Piłkarz trafił do zespołu, który zmagał się z kontuzjami i nie był w stanie wywrzeć takiego wpływu na grę, jakiego wielu oczekiwało, po jego transferze na Anfield.
W rozmowie z BT Sport Michael Owen przekonywał, że jest jeszcze zbyt wcześnie, aby oceniać pomocnika.
– Wchodzi do zespołu, który w tej chwili nie jest na szczycie swoich możliwości, więc trudno jest dokonywać osądu – mówi Owen.
– Mówiliśmy o tym wcześniej, jest doceniany jako gracz. Pod względem umiejętności jest prawdopodobnie najbardziej wyjątkowym zawodnikiem w Premier League.
– Chyba najbliżej do niego jest Paulowi Scholesowi, jednak kiedy na niego patrzysz, myślisz: czy dużo asystuje? Nie bardzo, wszystkie dobre podania wychodzą z dalekiej pozycji.
– Czy powstrzymuje rywali przed zdobywaniem bramek? Z nagrań widzieliśmy, że nie jest wybitnym defensywnym graczem.
– Jednak wszyscy wiemy, że jest genialny, więc tak czy inaczej targają nami emocje, to bardzo trudne.
– Chcę go ocenić dopiero, gdy drużyna wróci do gry, którą znamy.
Rio Ferdinand przyznał mu rację, przekonując, że Thiago udowodnił, że jest na tyle dobrym piłkarzem, że nie można w niego wątpić.
– Uwielbiam go, myślę, że jest świetnym zawodnikiem.
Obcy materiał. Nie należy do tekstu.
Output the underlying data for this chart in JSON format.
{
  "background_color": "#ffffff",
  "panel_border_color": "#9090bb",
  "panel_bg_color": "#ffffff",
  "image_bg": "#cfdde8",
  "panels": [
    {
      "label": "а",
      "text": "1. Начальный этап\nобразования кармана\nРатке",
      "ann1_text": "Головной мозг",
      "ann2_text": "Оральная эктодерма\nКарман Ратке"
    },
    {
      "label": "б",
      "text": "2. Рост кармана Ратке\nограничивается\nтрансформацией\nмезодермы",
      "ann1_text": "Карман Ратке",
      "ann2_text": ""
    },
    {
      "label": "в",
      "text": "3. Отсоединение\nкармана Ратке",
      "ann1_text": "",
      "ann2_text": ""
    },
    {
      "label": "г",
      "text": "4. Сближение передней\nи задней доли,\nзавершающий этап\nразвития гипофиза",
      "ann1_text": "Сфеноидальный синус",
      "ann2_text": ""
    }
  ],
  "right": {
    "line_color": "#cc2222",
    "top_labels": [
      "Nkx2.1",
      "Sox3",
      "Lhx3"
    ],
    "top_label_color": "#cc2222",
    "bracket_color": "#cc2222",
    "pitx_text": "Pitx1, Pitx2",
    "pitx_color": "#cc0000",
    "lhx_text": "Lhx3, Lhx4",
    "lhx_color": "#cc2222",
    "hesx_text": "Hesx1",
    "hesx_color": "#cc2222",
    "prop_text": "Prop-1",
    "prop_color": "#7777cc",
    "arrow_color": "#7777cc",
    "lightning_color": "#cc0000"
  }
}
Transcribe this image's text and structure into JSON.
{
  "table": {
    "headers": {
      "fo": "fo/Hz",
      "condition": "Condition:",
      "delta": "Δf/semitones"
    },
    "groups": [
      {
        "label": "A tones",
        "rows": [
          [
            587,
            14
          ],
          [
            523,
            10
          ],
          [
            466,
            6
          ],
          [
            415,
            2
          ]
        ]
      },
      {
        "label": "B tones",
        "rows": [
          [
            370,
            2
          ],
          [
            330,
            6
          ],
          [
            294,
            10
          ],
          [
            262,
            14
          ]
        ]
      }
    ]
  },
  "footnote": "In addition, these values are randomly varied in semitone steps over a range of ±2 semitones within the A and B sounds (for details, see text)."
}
Może nie wykonuje ostatniego podania, asysty, ale to, które je poprzedza, właśnie on zagrywa piłkę, aby zaangażować kogoś innego - mówi.
– W zeszłym sezonie bez wątpienia Bayern był najlepiej grającym pressingiem zespołem w Europie, a on był jego kluczowym elementem, ale tak jak powiedział Michael, jest zawodnikiem, który trafił do zespołu zdemolowanego przez kontuzje.